Though it received little attention at the time, one particularly harsh comment from Vance — then in the midst of what would prove to be a successful campaign to represent Ohio in the U.S. Senate — still rankles Ukraine supporters.

“I don’t really care what happens to Ukraine one way or the other,” he said in a 2022 podcast interview with Trump ally Steve Bannon that aired just two days before Russia’s full-scale invasion began.

For Ukraine supporters, Vance’s selection is also a reminder of his prominent role in a congressional battle that resulted in a six-month delay in passing a $61 billion U.S. aid package — a stalemate that was broken in April when House Speaker Mike Johnson (R-La.) allowed a vote to release the aid.

At the time, Ukraine hoped the long delay, the ramifications of which are still being felt on the battlefield, was an aberration that did not reflect continued public U.S. support for the Ukrainian cause.

Even before Vance joined the Republican ticket, the Democratic infighting over whether age and illness should bar President Biden from serving another term had been causing jitters in Europe, though allied leaders have carefully refrained from any public expression of concern about Biden’s fitness to run.

But the triumphant spectacle of this week’s Republican convention — coming on the heels of an assassination attempt on Trump at a rally in Pennsylvania — coincided with quiet efforts by some key European leaders to avoid being caught off guard if events appeared to be tilting in the former president’s favor.

In Germany, for example, Chancellor Olaf Scholz's center-left party sent a delegation to the Republican convention in Milwaukee to gauge the mood.

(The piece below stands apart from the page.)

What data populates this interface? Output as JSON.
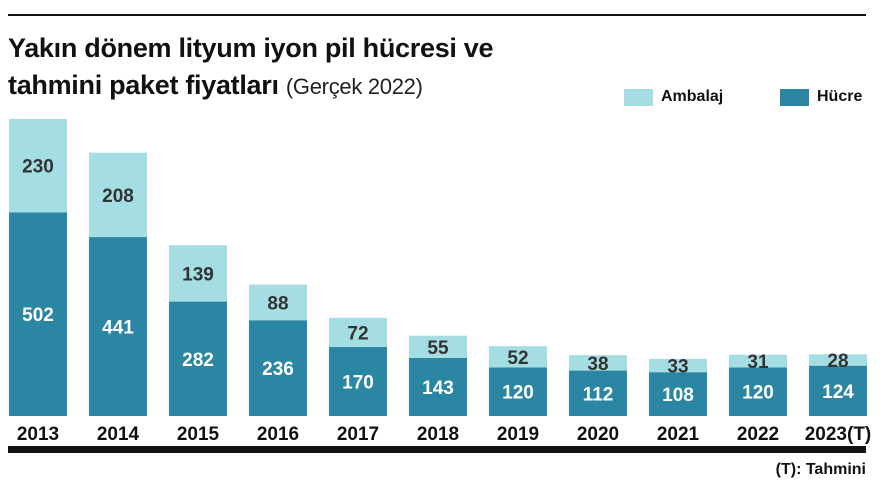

“We want to be better prepared for a possible Trump victory than we were eight years ago,” the party's foreign policy spokesman, Nils Schmid, told German broadcaster RND.

Sitting European leaders, with a few exceptions, are typically cautious about U.S. domestic politics, but past ones offered some scathing comments on Vance's selection.

“More champagne uncorked in the Kremlin,” wrote Guy Verhofstadt, a former Belgian prime minister, on Tuesday in X about the new vice-presidential candidate.

Some Ukrainians expressed hope that Vance, a former U.S. Marine, might change his stance on the conflict if they could show him personally what was at stake. After all, they reasoned, the one-time “Never Trumper” had changed his mind about the former president.

“We have to try to convince him,” Yevhen Mahda, executive director of the Institute of World Politics, a kyiv-based think tank, told the BBC. “He fought in Iraq, so he should be invited to Ukraine so he can see with his own eyes what is happening and how American money is being spent.”

But among Europe's far right, Vance's selection has revived hopes that if Trump were elected, figures like Hungarian Prime Minister Viktor Orbán, who has repeatedly sought to overturn European support for kyiv, would have a powerful new ally in Washington.

“A Trump-Vance administration sounds perfect,” Orbán’s political adviser Balazs Orbán, who is not related to the prime minister, wrote on X. “Vance is definitely the best option.”